The linear and/or plane heating element and the thawing mat and hot mat comprising the linear and/or plane heating element according to the present invention are lightweight and easy to work, since their materials are thin and flexible. Furthermore, the present invention can provide not only thawing out snow around buildings that unnamed many people congregate such as a school, a hospital, a day-care center, road, and car park and the like, but also barrier-free effect in the various winter life.

TABLE 1
Characteristic of liner and plane heating element

TABLE 2
Area vs. consumed power in the thawing mat and hot mat
Voltage	Power	Area
100 V	60 W	0.9 m2
100 V	125 W	1.8 m2
100 V	250 W	3.6 m2

Claims

1. A heating element produced by coating laminated polyester by painting paint comprising nickel-indium compound oxide onto an upper surface plane of a polyester film thereby solderlessly connecting power supply electrodes at ends of the plane, wherein the heating element forms a heating membrane 7 μm to 50 μm in thickness.

2. A thawing mat and a heating mat comprising the heating element in accordance with claim 1, wherein an upper surface and a lower surface of the heating element are entirely covered with natural rubber and synthetic rubber.

3. A thawing mat and a heating mat comprising the heating element in accordance with claim 1, wherein an upper surface and a lower surface of the heating element are entirely covered with vinyl chloride resin.

4. A thawing mat and a heating mat comprising the heating element in accordance with claim 1, wherein an upper surface and a lower surface of the heating element are entirely covered with glass fiber reinforced plastic.

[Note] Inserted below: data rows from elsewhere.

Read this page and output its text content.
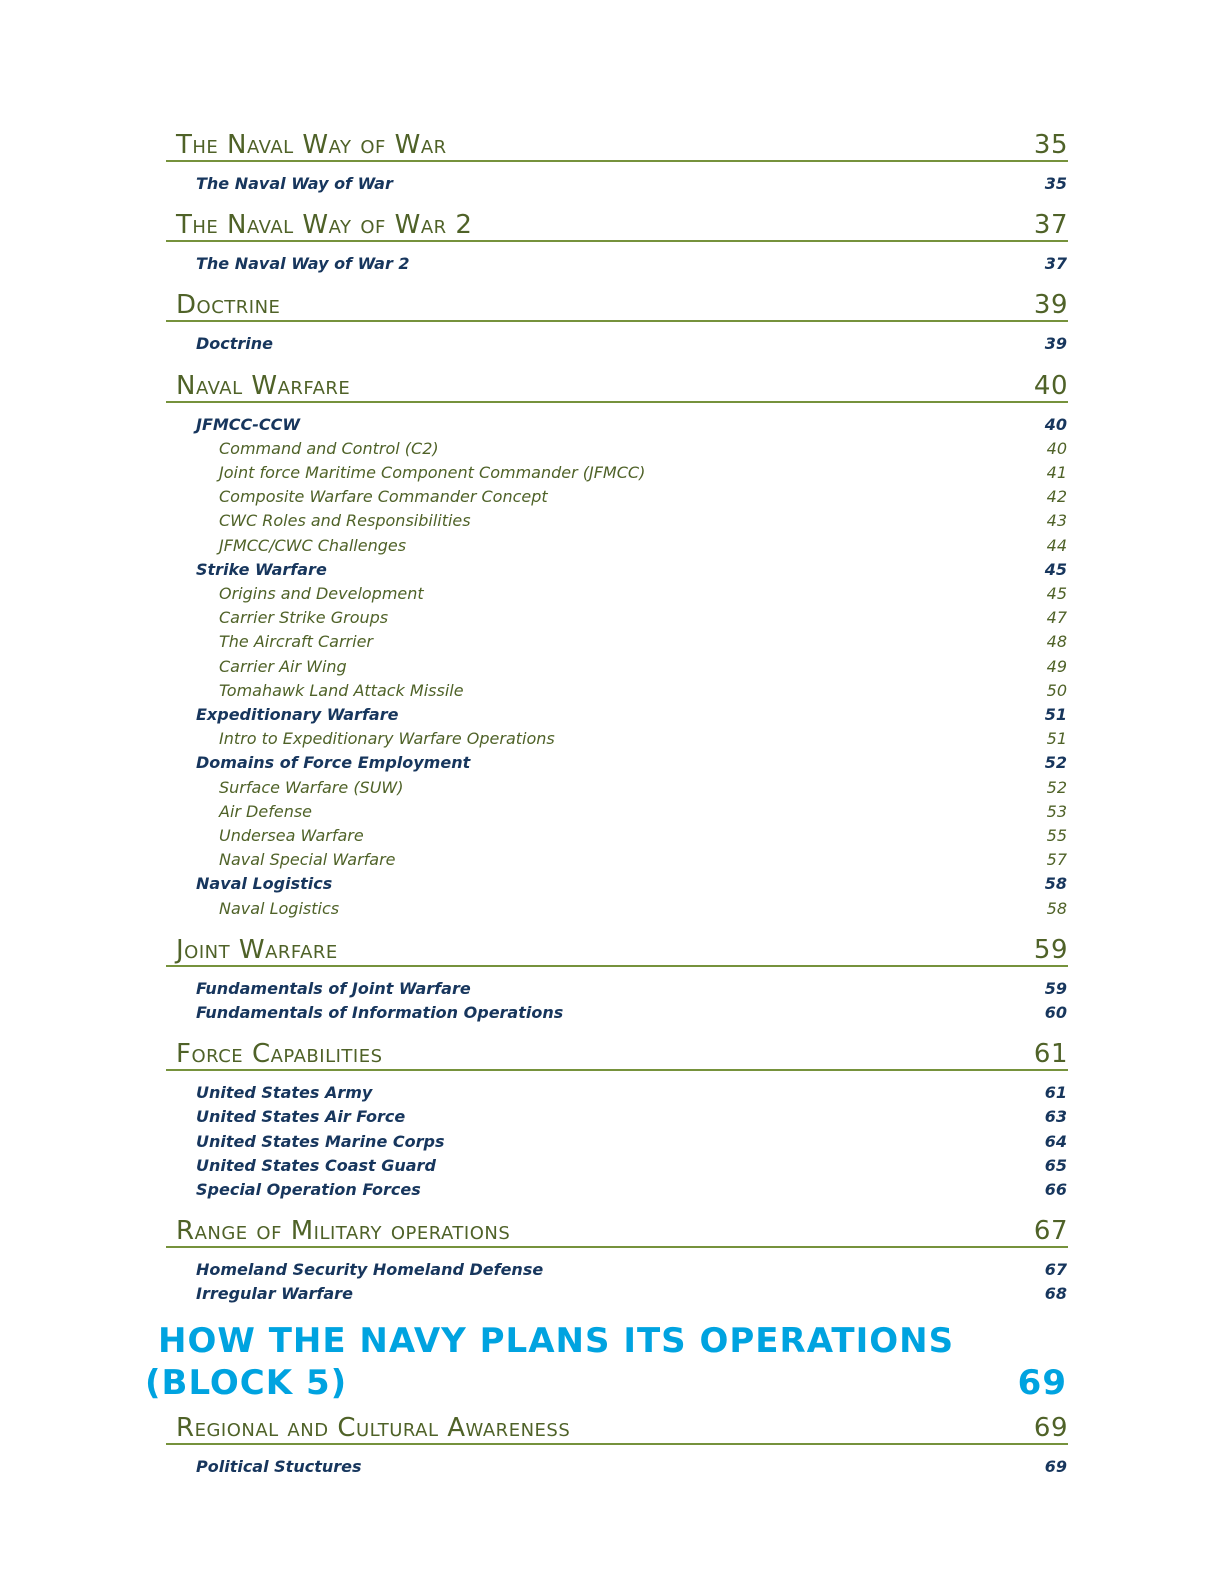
The Naval Way of War	35
The Naval Way of War	35
The Naval Way of War 2	37
The Naval Way of War 2	37
Doctrine	39
Doctrine	39
Naval Warfare	40
JFMCC-CCW	40
Command and Control (C2)	40
Joint force Maritime Component Commander (JFMCC)	41
Composite Warfare Commander Concept	42
CWC Roles and Responsibilities	43
JFMCC/CWC Challenges	44
Strike Warfare	45
Origins and Development	45
Carrier Strike Groups	47
The Aircraft Carrier	48
Carrier Air Wing	49
Tomahawk Land Attack Missile	50
Expeditionary Warfare	51
Intro to Expeditionary Warfare Operations	51
Domains of Force Employment	52
Surface Warfare (SUW)	52
Air Defense	53
Undersea Warfare	55
Naval Special Warfare	57
Naval Logistics	58
Naval Logistics	58
Joint Warfare	59
Fundamentals of Joint Warfare	59
Fundamentals of Information Operations	60
Force Capabilities	61
United States Army	61
United States Air Force	63
United States Marine Corps	64
United States Coast Guard	65
Special Operation Forces	66
Range of Military operations	67
Homeland Security Homeland Defense	67
Irregular Warfare	68
HOW THE NAVY PLANS ITS OPERATIONS
(BLOCK 5)	69
Regional and Cultural Awareness	69
Political Stuctures	69
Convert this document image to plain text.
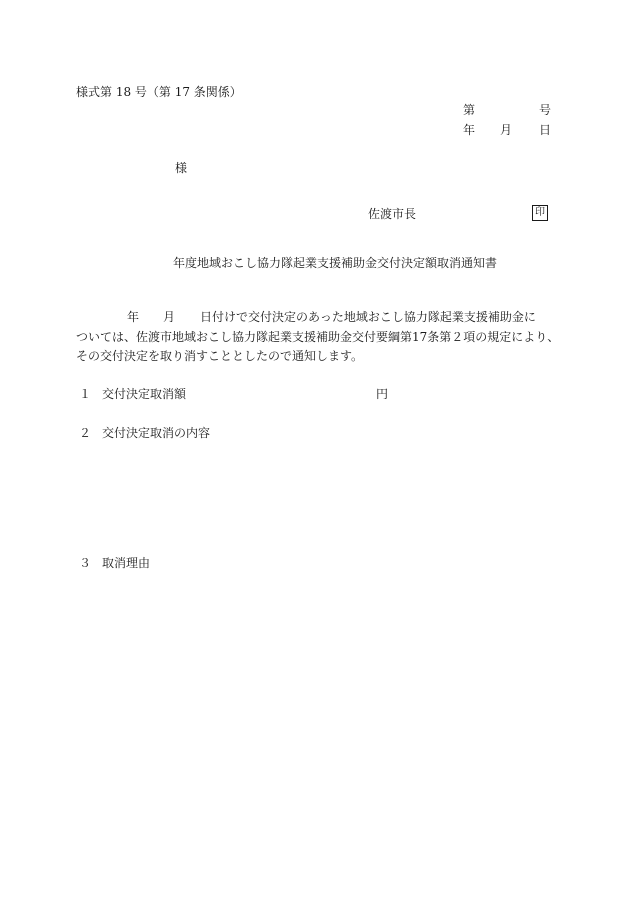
様式第 18 号（第 17 条関係）
第	号
年 月 日
様
佐渡市長	印
年度地域おこし協力隊起業支援補助金交付決定額取消通知書
年 月 日付けで交付決定のあった地域おこし協力隊起業支援補助金に
ついては、佐渡市地域おこし協力隊起業支援補助金交付要綱第17条第２項の規定により、
その交付決定を取り消すこととしたので通知します。
１ 交付決定取消額	円
２ 交付決定取消の内容
３ 取消理由
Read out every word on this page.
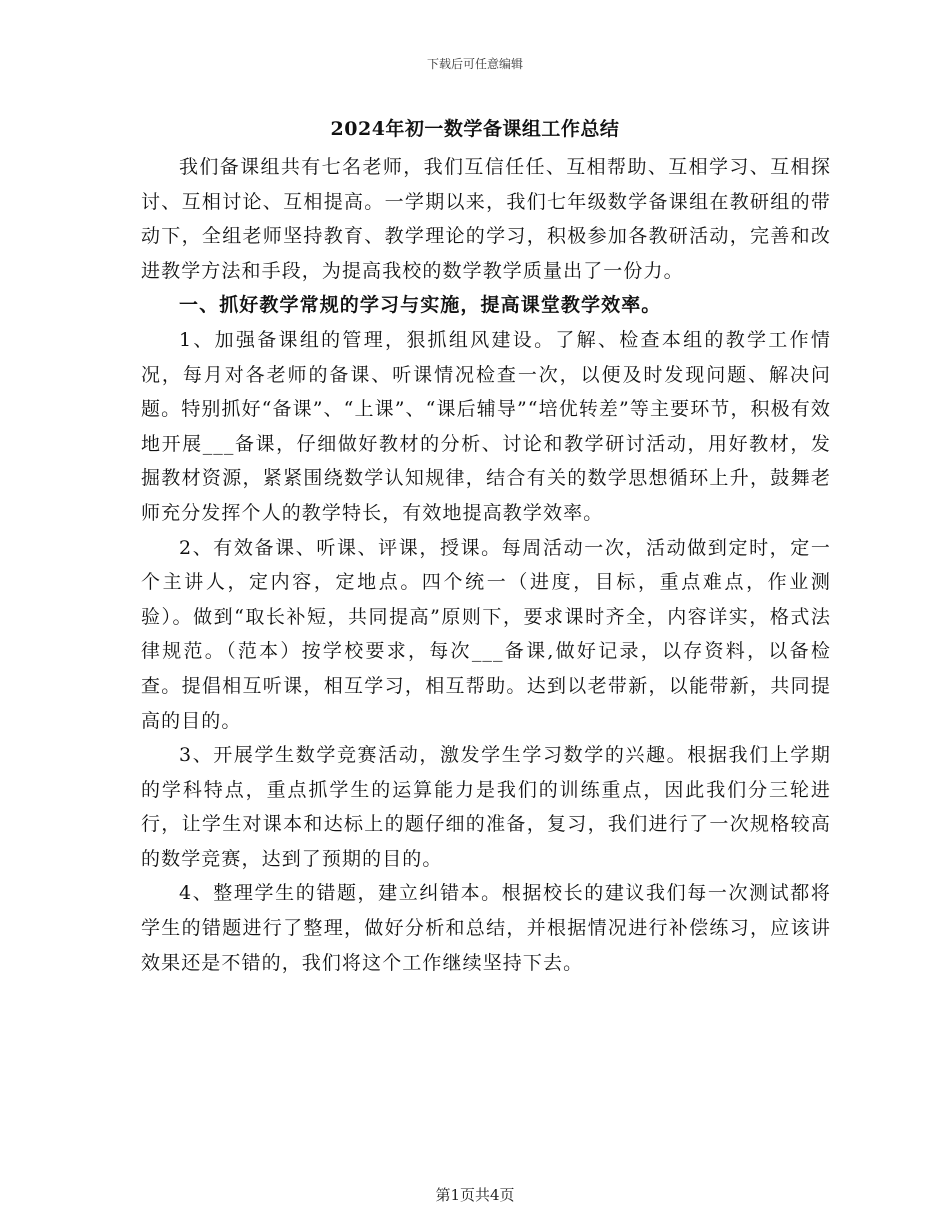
下载后可任意编辑
2024年初一数学备课组工作总结

我们备课组共有七名老师，我们互信任任、互相帮助、互相学习、互相探讨、互相讨论、互相提高。一学期以来，我们七年级数学备课组在教研组的带动下，全组老师坚持教育、教学理论的学习，积极参加各教研活动，完善和改进教学方法和手段，为提高我校的数学教学质量出了一份力。

一、抓好教学常规的学习与实施，提高课堂教学效率。

1、加强备课组的管理，狠抓组风建设。了解、检查本组的教学工作情况，每月对各老师的备课、听课情况检查一次，以便及时发现问题、解决问题。特别抓好“备课”、“上课”、“课后辅导”“培优转差”等主要环节，积极有效地开展___备课，仔细做好教材的分析、讨论和教学研讨活动，用好教材，发掘教材资源，紧紧围绕数学认知规律，结合有关的数学思想循环上升，鼓舞老师充分发挥个人的教学特长，有效地提高教学效率。

2、有效备课、听课、评课，授课。每周活动一次，活动做到定时，定一个主讲人，定内容，定地点。四个统一（进度，目标，重点难点，作业测验）。做到“取长补短，共同提高”原则下，要求课时齐全，内容详实，格式法律规范。（范本）按学校要求，每次___备课,做好记录，以存资料，以备检查。提倡相互听课，相互学习，相互帮助。达到以老带新，以能带新，共同提高的目的。

3、开展学生数学竞赛活动，激发学生学习数学的兴趣。根据我们上学期的学科特点，重点抓学生的运算能力是我们的训练重点，因此我们分三轮进行，让学生对课本和达标上的题仔细的准备，复习，我们进行了一次规格较高的数学竞赛，达到了预期的目的。

4、整理学生的错题，建立纠错本。根据校长的建议我们每一次测试都将学生的错题进行了整理，做好分析和总结，并根据情况进行补偿练习，应该讲效果还是不错的，我们将这个工作继续坚持下去。

第1页共4页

5. A heating element in accordance with claim 1, wherein the heating element generates heat linearly over time at a rate of 2° C. per second.

6. A thawing mat and heating mat comprising:

a heating element produced by coating laminated polyester by painting paint comprising nickel-indium compound oxide onto an upper surface plane of a polyester film thereby solderlessly connecting power supply electrodes at ends of the plane, wherein the heating element forms a heating membrane 7 μm to 50 μm in thickness; and

an upper surface and a lower surface of the heating element is entirely covered by a material selected from the group consisting of natural rubber, synthetic rubber, vinyl chloride resin and glass fiber reinforced plastic, wherein

the thawing mat and heating mat has an area to consumed power ratio of 0.014 to 0.015 m2/W.

7. A thawing mat and heating mat in accordance with claim 6, wherein the heating element generates heat linearly over time at a rate of 2° C. per second.